Berbesar Hati dan Rasa Memiliki

Saya datang terlambat karena ada hal yang harus saya kerjakan waktu itu. Duduklah saya dan ternyata kegiatan baru dimulai. Saya mendengarkan pengakuan dosa dari teman teman yang bertugas di acara kemarin. Pengakuan dosa saya hanya bilang “Hanya Tuhan dan pelatih yang tahu saya salah dimana saja”.

Lupakan soal kesalahan kesalahan saya. Saya belum selesai menerawang apa yang sudah saya lakukan pada penampilan kemarin, sampai pelatih kami tiba tiba terisak.

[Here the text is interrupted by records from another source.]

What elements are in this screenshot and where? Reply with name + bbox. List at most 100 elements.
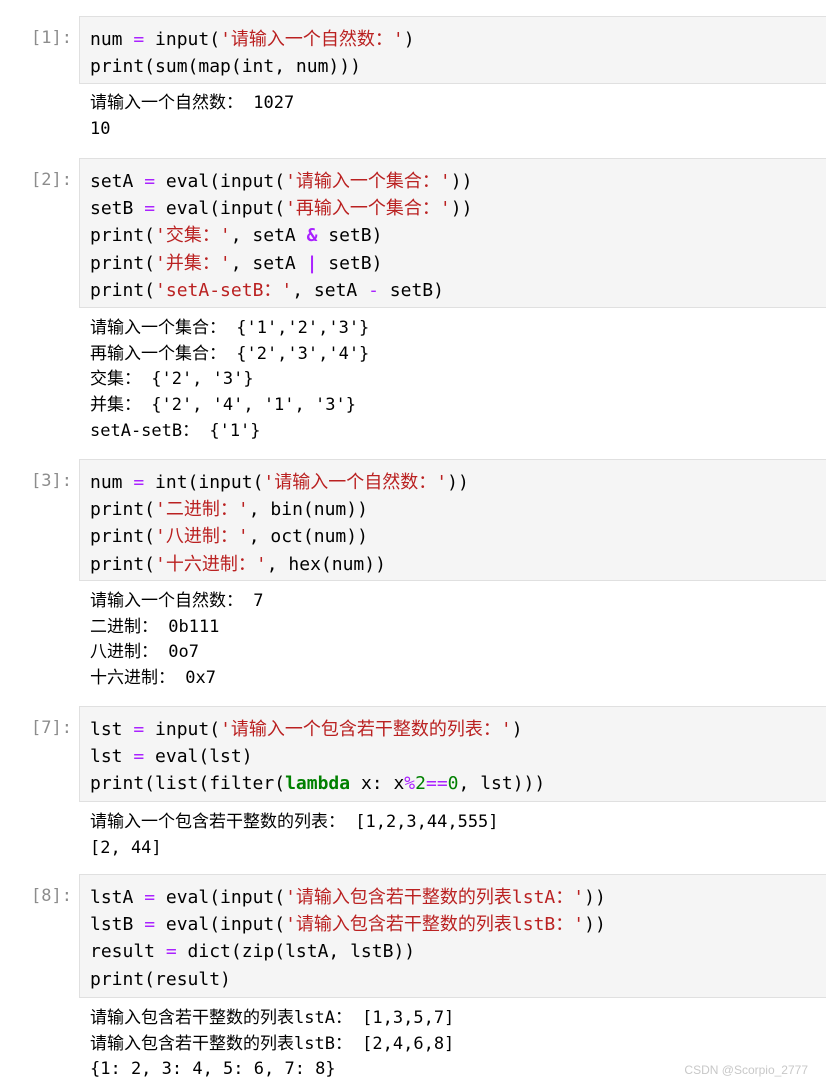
cell-prompt: [3]:: [31, 471, 72, 491]
code-line: print('并集：', setA | setB): [90, 250, 816, 277]
code-token: result: [90, 941, 166, 963]
code-token: print(sum(map(int, num))): [90, 56, 361, 78]
cell-prompt: [8]:: [31, 886, 72, 906]
cell-prompt: [2]:: [31, 170, 72, 190]
code-token: =: [144, 887, 156, 908]
code-line: print('二进制：', bin(num)): [90, 496, 816, 523]
code-token: eval(input(: [155, 887, 286, 908]
code-token: print(result): [90, 968, 231, 990]
code-token: print(: [90, 526, 156, 548]
code-token: setA: [90, 171, 145, 192]
code-token: print(: [90, 225, 156, 247]
code-token: , lst))): [458, 773, 546, 795]
code-token: =: [133, 29, 145, 50]
code-token: )): [584, 887, 606, 908]
code-line: setA = eval(input('请输入一个集合：')): [90, 168, 816, 195]
code-line: print(list(filter(lambda x: x%2==0, lst)…: [90, 770, 816, 797]
code-line: print(sum(map(int, num))): [90, 53, 816, 80]
code-line: num = input('请输入一个自然数：'): [90, 26, 816, 53]
code-token: eval(input(: [155, 198, 286, 220]
output-line: 交集： {'2', '3'}: [90, 369, 254, 390]
code-token: =: [144, 914, 156, 936]
code-line: print('十六进制：', hex(num)): [90, 551, 816, 578]
code-token: )): [584, 914, 606, 936]
code-token: , oct(num)): [248, 526, 368, 548]
output-line: 10: [90, 118, 111, 139]
code-token: dict(zip(lstA, lstB)): [176, 941, 416, 963]
code-token: ): [511, 719, 523, 740]
code-token: %: [404, 773, 416, 795]
code-line: print('交集：', setA & setB): [90, 222, 816, 249]
code-token: setB: [90, 198, 145, 220]
code-token: )): [447, 472, 469, 493]
output-line: [2, 44]: [90, 837, 162, 858]
cell-prompt: [7]:: [31, 718, 72, 738]
output-line: 请输入一个包含若干整数的列表： [1,2,3,44,555]: [90, 812, 499, 832]
code-token: input(: [144, 719, 221, 740]
watermark: CSDN @Scorpio_2777: [684, 1063, 808, 1077]
code-token: , setA: [230, 225, 307, 247]
code-token: '再输入一个集合：': [285, 198, 451, 220]
code-token: =: [144, 171, 156, 192]
code-token: -: [368, 279, 379, 301]
output-line: 二进制： 0b111: [90, 616, 220, 637]
code-token: int(input(: [144, 472, 264, 493]
code-token: , hex(num)): [266, 553, 386, 575]
code-token: setB): [317, 252, 383, 274]
code-token: print(: [90, 279, 156, 301]
code-token: ==: [425, 773, 448, 795]
code-token: )): [450, 198, 473, 220]
code-line: lstA = eval(input('请输入包含若干整数的列表lstA：')): [90, 884, 816, 911]
code-token: 'setA-setB：': [155, 279, 293, 301]
code-line: print('setA-setB：', setA - setB): [90, 277, 816, 304]
code-token: '八进制：': [155, 526, 249, 548]
code-token: eval(input(: [155, 914, 286, 936]
code-token: '二进制：': [155, 499, 249, 521]
output-line: 八进制： 0o7: [90, 642, 199, 663]
code-token: print(list(filter(: [90, 773, 286, 795]
code-token: x: x: [350, 773, 405, 795]
code-token: 0: [447, 773, 459, 795]
code-input-area[interactable]: setA = eval(input('请输入一个集合：')) setB = eva…: [79, 158, 826, 308]
code-line: lst = eval(lst): [90, 743, 816, 770]
code-token: setB): [317, 225, 383, 247]
output-line: 请输入包含若干整数的列表lstB： [2,4,6,8]: [90, 1033, 455, 1054]
code-token: |: [306, 252, 318, 274]
code-token: '请输入一个自然数：': [263, 472, 448, 493]
cell-output: 请输入一个包含若干整数的列表： [1,2,3,44,555] [2, 44]: [90, 810, 826, 861]
code-token: =: [133, 746, 145, 768]
code-token: )): [450, 171, 473, 192]
code-token: input(: [144, 29, 221, 50]
code-token: eval(lst): [144, 746, 253, 768]
code-line: result = dict(zip(lstA, lstB)): [90, 938, 816, 965]
code-line: num = int(input('请输入一个自然数：')): [90, 469, 816, 496]
code-token: print(: [90, 499, 156, 521]
output-line: 请输入一个集合： {'1','2','3'}: [90, 318, 370, 338]
code-input-area[interactable]: num = int(input('请输入一个自然数：')) print('二进制：…: [79, 459, 826, 581]
code-token: lst: [90, 719, 134, 740]
code-token: '并集：': [155, 252, 231, 274]
code-input-area[interactable]: lst = input('请输入一个包含若干整数的列表：') lst = eval…: [79, 706, 826, 802]
code-token: '请输入包含若干整数的列表lstB：': [285, 914, 585, 936]
code-input-area[interactable]: lstA = eval(input('请输入包含若干整数的列表lstA：')) l…: [79, 874, 826, 998]
code-token: =: [165, 941, 177, 963]
code-token: '请输入一个自然数：': [220, 29, 404, 50]
code-token: print(: [90, 252, 156, 274]
output-line: 请输入包含若干整数的列表lstA： [1,3,5,7]: [90, 1008, 455, 1028]
cell-output: 请输入一个自然数： 7 二进制： 0b111 八进制： 0o7 十六进制： 0x7: [90, 589, 826, 692]
output-line: setA-setB： {'1'}: [90, 420, 261, 441]
code-input-area[interactable]: num = input('请输入一个自然数：') print(sum(map(in…: [79, 16, 826, 84]
output-line: 十六进制： 0x7: [90, 668, 216, 689]
code-token: , setA: [292, 279, 369, 301]
code-token: lambda: [285, 773, 351, 795]
code-line: print('八进制：', oct(num)): [90, 523, 816, 550]
code-token: =: [144, 198, 156, 220]
code-token: ): [403, 29, 415, 50]
code-token: '十六进制：': [155, 553, 267, 575]
code-token: '请输入一个集合：': [285, 171, 451, 192]
code-token: '交集：': [155, 225, 231, 247]
output-line: 并集： {'2', '4', '1', '3'}: [90, 395, 356, 416]
code-token: lstB: [90, 914, 145, 936]
code-token: &: [306, 225, 318, 247]
cell-output: 请输入一个自然数： 1027 10: [90, 91, 826, 142]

Saya tertegun, bingung. Sebenarnya ada apa dengan beliau. Saya pikir beliau marah dan kecewa karena banyak dari kami yang bleng dan tidak bisa memainkan permainan dengan baik. Atau, mungkin beliau marah karena kami dianggap belum maksimal dalam menjalankan manajerial keseluruhan aspek pertunjukan kemarin. Ternyata dugaan saya semua salah. Bukan karena itu. Beliau sedih karena kami dan salah satu penampil lainnya seperti kurang dihargai.

Cerita bermula ketika dalam sebuah acara, ada pertunjukan dimana ternyata seseorang penampil penting di dalamnya mengucapkan kata kata yang kurang berkenan bagi sebagian orang. Alih alih mengucapkan nama penampil lainnya yang mempunyai tugas lebih krusial, beliau salah mengucapkan nama lainnya. kalau boleh jujur, sebenarnya sangatlah fatal. Fatal karena mungkin memang benar bahwa kejadian tersebut terkesan kerja keras yang selama coba untuk dibangun dan dipertahankan seolah tidak mendapatkan penghargaan yang baik.

Itulah yang membuat pelatih saya bersedih bahkan sampai menitikkan air mata. Beliau orang yang lembut. Saya sungguh tidak sampai hati. Saya melihat semua orang juga tidak sanggup menatap beliau. semua orang menunduk, ikut merasakan sedih. Mungkin hanya saya yang masih menatap beliau. meskipun kemudian saya membuang muka ke arah lain karena tidak tega. Saya tidak menitikkan air mata bukan berarti saya tidak merasakan kesedihan. Saya bersedih dan sekaligus terharu walaupun saya tidak menangis. Bersedih karena memang kami merasa kurang dihargai. Terharu karena ternyata begitu baiknya pelatih kami ini. Saya tidak pernah menyangka seseorang yang begitu penting, begitu kami hormati menangis untuk kami, dua anaknya.

Beliau menasihati kami untuk berbesar hati dan mengikhlaskan hal tersebut. Tentu saja saya setuju. Memang kejadian tersebut cukup membuat banyak orang mempertanyakan ada apa sebenarnya yang terjadi. Mengapa yang disebut hanya satu pihak saja. Mengapa tidak semua pihak yang terlibat. Namun mau bagaimana lagi, nasi sudah menjadi bubur. Tidak ada yang perlu disesali. Lagipula kami melakukan pertunjukkan bukan karena ingin mendapatkan nama. Nama penting namun bukan hal utama yang ingin dikejar. Kami melakukan sesuatu ikhlas dari hati, bukan karena ingin popular.